Well summer weather has arrived in the GTA, it feels almost as if we bypassed spring and went right into summer, which I personally don’t mind at all! Those who do mind however; are my dogs!
When Dupont was alive, he hated the heat, so much so I would get his lovely long coat shaved down every spring so he could continue to enjoy his hikes and not get slowed down by the heat. As he aged and his mobility became more of an issue than the heat, I kept his fur in tact and we would just head to the nearby creek for a dip in the cool water before laying down under a tree in the shade.
In October 2014, I unexpectedly found myself adopting Flipflop. Oh what a dream, I thought, a dog from Bahamas would surely love the summer and hate the bitter cold winters we have here!
I was surprised when I saw that Flipflop, even as a puppy, didn’t mind the cold at all, he loved being out in the snow and using his Frisbee as a toboggan to slide down hills (he was much smaller than he is now his first winter!). Sadly, Dupont passed away that winter, and although to say I missed him is a huge understatement, I also knew life had to go on. So as winter left I geared up with excitement that Flipflop and I would have such a wonderful summer with long walks in the glorious sunshine.
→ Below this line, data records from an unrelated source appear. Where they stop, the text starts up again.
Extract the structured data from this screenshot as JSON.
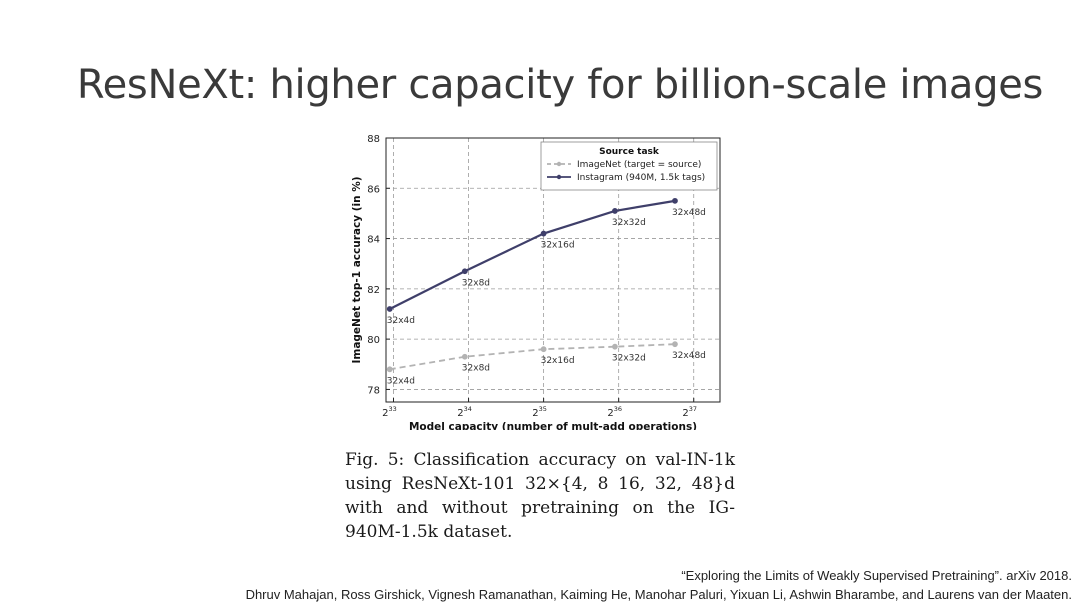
{
  "slide": {
    "title": "ResNeXt: higher capacity for billion-scale images",
    "caption_lines": [
      "Fig. 5: Classification accuracy on val-IN-1k",
      "using ResNeXt-101 32×{4, 8 16, 32, 48}d",
      "with and without pretraining on the IG-",
      "940M-1.5k dataset."
    ],
    "citation_title": "“Exploring the Limits of Weakly Supervised Pretraining”. arXiv 2018.",
    "citation_authors": "Dhruv Mahajan, Ross Girshick, Vignesh Ramanathan, Kaiming He, Manohar Paluri, Yixuan Li, Ashwin Bharambe, and Laurens van der Maaten."
  },
  "chart_data": {
    "type": "line",
    "xlabel": "Model capacity (number of mult-add operations)",
    "ylabel": "ImageNet top-1 accuracy (in %)",
    "x_scale": "log2",
    "x_ticks": [
      {
        "base": "2",
        "exp": "33",
        "value": 33
      },
      {
        "base": "2",
        "exp": "34",
        "value": 34
      },
      {
        "base": "2",
        "exp": "35",
        "value": 35
      },
      {
        "base": "2",
        "exp": "36",
        "value": 36
      },
      {
        "base": "2",
        "exp": "37",
        "value": 37
      }
    ],
    "y_ticks": [
      78,
      80,
      82,
      84,
      86,
      88
    ],
    "xlim": [
      32.9,
      37.35
    ],
    "ylim": [
      77.5,
      88
    ],
    "grid": true,
    "legend": {
      "title": "Source task",
      "placement": "top-right"
    },
    "series": [
      {
        "name": "ImageNet (target = source)",
        "color": "#b3b3b3",
        "style": "dashed",
        "points": [
          {
            "x": 32.95,
            "y": 78.8,
            "label": "32x4d"
          },
          {
            "x": 33.95,
            "y": 79.3,
            "label": "32x8d"
          },
          {
            "x": 35.0,
            "y": 79.6,
            "label": "32x16d"
          },
          {
            "x": 35.95,
            "y": 79.7,
            "label": "32x32d"
          },
          {
            "x": 36.75,
            "y": 79.8,
            "label": "32x48d"
          }
        ]
      },
      {
        "name": "Instagram (940M, 1.5k tags)",
        "color": "#3f3f6a",
        "style": "solid",
        "points": [
          {
            "x": 32.95,
            "y": 81.2,
            "label": "32x4d"
          },
          {
            "x": 33.95,
            "y": 82.7,
            "label": "32x8d"
          },
          {
            "x": 35.0,
            "y": 84.2,
            "label": "32x16d"
          },
          {
            "x": 35.95,
            "y": 85.1,
            "label": "32x32d"
          },
          {
            "x": 36.75,
            "y": 85.5,
            "label": "32x48d"
          }
        ]
      }
    ]
  }
}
It was that summer I learned that just because a dog is from a warm climate, does not mean they enjoy a warm climate! Flipflop hated the heat and to make it even worse, he was petrified of water, a fear he grew out of his second summer and now enjoys romps in the creeks and lakes on our summer outings.
Unlike Dupont, Flipflop all ready has a short coat so shaving him to make him comfortable wasn’t an option. So, I started a new summer routine, one we still use 3 years later, in the mornings before the extreme heat arrives, we go for a long walk and enjoy rolls in the grass and take our time exploring the neighbourhood. As the temperture rises and heat increases Flipflop is in the comfort of his air conditioned home and quite content. And the rest of the day consists of quick outings to relieve himself and if he insists, a little layout under the shade of a tree. Something he does that is so similar to how I spent so many days with Dupont, it warms my heart.
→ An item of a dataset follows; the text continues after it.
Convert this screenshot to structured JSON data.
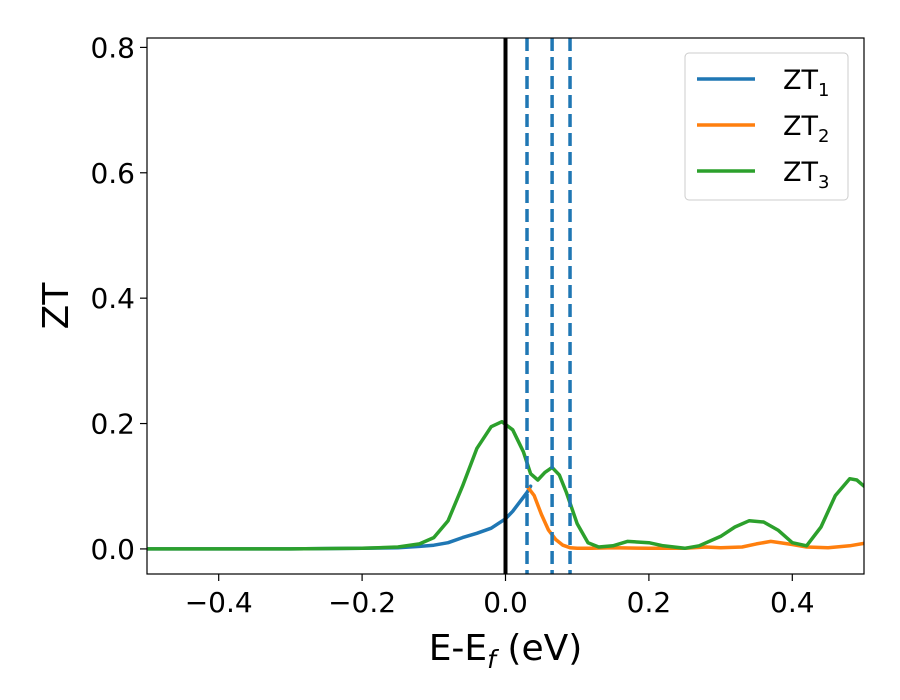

Dahlia, from Florida, is also anti-heat and an older dog. Dahlia doesn’t care to be outside if the temperature is above 15 degrees, this makes her a lot more challenging to work with. But just like with Dupont and with Flipflop, I found a technique that works for her. Dahlia comes out with us in the morning for a short walk, usually about 20 minutes, long enough for her to relieve herself and lay in the grass. Then we walk her back home, where she happily runs to her bed and Flipflop (and foster if there is one) and I continue our walk.
It’s not ideal on weekday mornings when I have to get to work, but I know the importance of not forcing a dog to be out in the heat, especially if they are sensitive to it.